Точнее дорога здесь обрывалась, и заметить ее следы можно было с гораздо большим трудом, чем на поле, на ней уже вовсю зеленела молодая поросль. Но все-таки какой-то след еще оставался и я двинулся вглубь леса. Пока это была осиновая рощица, отыскивать след было довольно легко. Но постепенно осины и березы сменились ельником, лес становился все мрачнее, а след отыскивать было труднее. Где-то вверху светило солнце, по-прежнему щебетали птахи, но болото, которое раньше, когда мы шли сюда, выдавало себя только периодически попадающимися на окраине дороги папоротниками и кое-где видневшимися островками мха и осокой, явно захватило новые территории. Выбравшись из очередного овражка, я убедился, что след дороги исчез окончательно. Вокруг витал тяжелый болотный дух, резко пахло болиголовом, все вокруг заросло мхом. Мошкара досаждала немилосердно. Правда повсюду то тут, то там на изумрудном моховом ковре сияли созревшие черничинки. Даже сейчас я не смог удержаться и, присев на корточки, обобрал несколько кустиков, набрав пять полных горстей… Немножко приутих голод, который уже начал ощущаться, хотя утром кашевар не  жалел добавки и животы мы набили основательно. Устроив себе короткую передышку  и наслаждаясь вкусом ягод, которые я так полюбил за время жизни в лесничем домике, я размышлял. Можно было, конечно, повернуть назад и попытаться обогнуть лес. С другой стороны можно было попробовать пройти напрямую через чащу - заблудиться мне не грозило – ориентировался в лесу я прекрасно, и не выйти к речке, которая протекала отсюда километрах в семи, было просто нереально. Однако, насколько топким могло оказаться это болото и много ли сил придется потратить, огибая его и пробираясь через валежник, я не знал. И все-таки назад возвращаться не хотелось. Заметив, что с одной стороны край болота вроде бы заворачивает к востоку, я решил двинуться в этом направлении, оставляя по правую руку подозрительно хлюпающие моховые заросли.

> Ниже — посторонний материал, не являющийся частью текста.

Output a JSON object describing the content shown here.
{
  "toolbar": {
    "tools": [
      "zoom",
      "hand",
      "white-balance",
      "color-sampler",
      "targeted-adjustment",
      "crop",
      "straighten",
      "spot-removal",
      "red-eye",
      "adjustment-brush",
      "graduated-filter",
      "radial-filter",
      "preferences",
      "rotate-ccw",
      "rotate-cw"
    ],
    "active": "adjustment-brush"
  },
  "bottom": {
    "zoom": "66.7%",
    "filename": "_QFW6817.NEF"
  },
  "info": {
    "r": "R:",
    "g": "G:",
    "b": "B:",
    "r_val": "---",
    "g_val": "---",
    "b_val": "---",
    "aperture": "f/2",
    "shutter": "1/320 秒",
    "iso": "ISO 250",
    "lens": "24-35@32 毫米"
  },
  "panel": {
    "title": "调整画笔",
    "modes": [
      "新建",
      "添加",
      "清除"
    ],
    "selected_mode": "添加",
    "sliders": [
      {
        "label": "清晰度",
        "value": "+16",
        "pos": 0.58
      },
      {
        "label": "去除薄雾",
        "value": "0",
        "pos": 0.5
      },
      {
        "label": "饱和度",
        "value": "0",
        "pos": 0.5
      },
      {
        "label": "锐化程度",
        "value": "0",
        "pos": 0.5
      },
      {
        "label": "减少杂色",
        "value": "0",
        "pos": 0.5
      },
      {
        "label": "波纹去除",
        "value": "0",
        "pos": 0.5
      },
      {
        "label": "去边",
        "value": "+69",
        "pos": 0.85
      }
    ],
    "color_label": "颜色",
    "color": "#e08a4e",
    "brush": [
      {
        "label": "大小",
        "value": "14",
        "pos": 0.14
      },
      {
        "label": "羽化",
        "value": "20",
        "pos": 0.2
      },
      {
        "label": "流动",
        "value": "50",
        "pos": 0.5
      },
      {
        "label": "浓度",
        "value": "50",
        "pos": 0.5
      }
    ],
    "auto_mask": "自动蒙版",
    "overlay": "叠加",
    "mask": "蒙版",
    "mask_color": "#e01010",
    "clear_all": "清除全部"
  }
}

В лесу никогда не бывает тихо. Скрипят раскачиваемые ветром деревья, иногда хрустнет где-то отстоявший свое сушняк, кричат птицы, гудит комариный рой. И хотя вроде бы ни одной живой души в окрестностях не наблюдалось, я все же старался идти потише, хотя это не слишком удавалось. Для этого мало прожить в лесу почти четыре года, надо все-таки родиться и вырасти здесь. Солдатские сапоги то хлюпали в неожиданно попадавшейся под ноги жиже, то с треском ломали мелкие веточки, прикрытые поросшей сверху травой. Все-таки почти всю жизнь я прожил в царстве кирпича и асфальта и никогда не смог бы так чувствовать лес, как это было дано дядьке. И он, возможно и раньше бы услышал это тихое мерное «топ-топ», которое, вместе с чьим-то частым дыханием донеслось до меня в тот момент, когда на периферии поля зрения я отметил качнувшийся метрах в десяти кустарник. Рефлексы, не раз выручавшие в боевой обстановке,  сработали мгновенно. Еще раньше, чем я успел подумать, зачем я это делаю, я лежал в небольшой канавке, поджав одну ногу для мгновенного рывка и сжимая в правой руке чудом сохранившийся нож.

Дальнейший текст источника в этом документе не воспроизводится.